Dell’edizione di quest’anno si sta parlando anche più del solito. Cosa dobbiamo aspettarci?
«C’è molto interesse e sarà una edizione particolare perché è cambiato il regolamento. Prima che fossero ufficializzate le candidature abbiamo introdotto due nuove importanti regole. Si voterà alla prima votazione tre libri e non uno solo. Così alcuni equilibri consolidati del voto potrebbero essere rivoluzionati. L’altra innovazione è una clausola di salvaguardia per la piccola e media imprenditoria. Se un editore medio piccolo non è presente nella dozzina finalista verrà recuperato il libro che ha ottenuto il maggior numero dei voti.
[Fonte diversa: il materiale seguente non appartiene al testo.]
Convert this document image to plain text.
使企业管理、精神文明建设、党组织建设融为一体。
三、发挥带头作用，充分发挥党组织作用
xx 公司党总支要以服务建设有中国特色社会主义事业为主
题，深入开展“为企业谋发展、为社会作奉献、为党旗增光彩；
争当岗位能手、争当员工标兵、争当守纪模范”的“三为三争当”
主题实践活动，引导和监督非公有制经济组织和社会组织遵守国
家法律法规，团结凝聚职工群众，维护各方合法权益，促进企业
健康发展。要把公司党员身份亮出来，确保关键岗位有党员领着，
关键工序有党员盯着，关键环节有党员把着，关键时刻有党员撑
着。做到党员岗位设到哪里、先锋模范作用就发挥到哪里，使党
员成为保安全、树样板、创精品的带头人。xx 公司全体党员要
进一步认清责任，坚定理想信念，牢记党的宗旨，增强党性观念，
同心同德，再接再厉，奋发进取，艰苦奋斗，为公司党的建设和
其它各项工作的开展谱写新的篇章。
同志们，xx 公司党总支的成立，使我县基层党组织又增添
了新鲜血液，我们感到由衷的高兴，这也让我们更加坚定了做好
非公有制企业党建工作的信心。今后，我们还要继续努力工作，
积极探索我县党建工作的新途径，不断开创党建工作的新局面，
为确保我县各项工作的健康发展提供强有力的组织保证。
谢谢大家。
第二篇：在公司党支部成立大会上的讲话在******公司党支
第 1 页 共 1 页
Da tre anni non erano più presenti piccoli editori tra i finalisti, anche per pochi voti. I piccoli e medi editori rappresentano il 40% del mercato editoriale Italiano».
C’è chi dice che il premio Strega sia diventato il premio degli editori più che quello dei libri…
«Il peso dell’editore è evidente, ma non solo al premio Strega è così in molti altri premi, anche al Campiello. Il peso che la grande editoria ha sui premi letterari è inevitabile, ovunque, anche il famoso premio francese Goncourt spesso è vinto da Gallimard, che è l’editore più importante».
L’edizione di quest’anno si è aperta con la polemica sollevata da Roberto Saviano che ha sollecitato la candidatura di Elena Ferrante, scrittrice anonima. Come avete vissuto da dentro questa polemica?
«Si è creata incertezza sul fatto che la Ferrante potesse partecipare o no vivendo nell’anonimato, ma abbiamo tolto il dubbio. La Ferrante partecipò già nel ‘92. Inoltre abbiamo ricordato che il premio è dato al libro non all’autore. Non ci importa se l’autore ci sia o no. Saviano dice che Ferrante potrebbe sconvolgere equilibri e rimescolare le carte. Può essere, è molto nota in Italia e all’estero. Vedremo se Saviano sarà un buono o un cattivo profeta».
Dall’anno scorso avete introdotto per la prima volta una graphic novel con Gipi, e anche quest anno ce n’è una con la presenza di Zerocalcare. Volete dare un segnale di apertura a questo genere in Italia spesso snobbato? Ci sarà una graphic novel ogni anno?
«Sì è una decisione che il premio Strega ha preso assecondando una richiesta dei lettori. In Italia ci sono autori di grande talento nella graphic novel, perché non includerli? È un’apertura che fa bene. Non è però scontato che ce ne sarà uno ogni anno, dipenderà dai titoli usciti».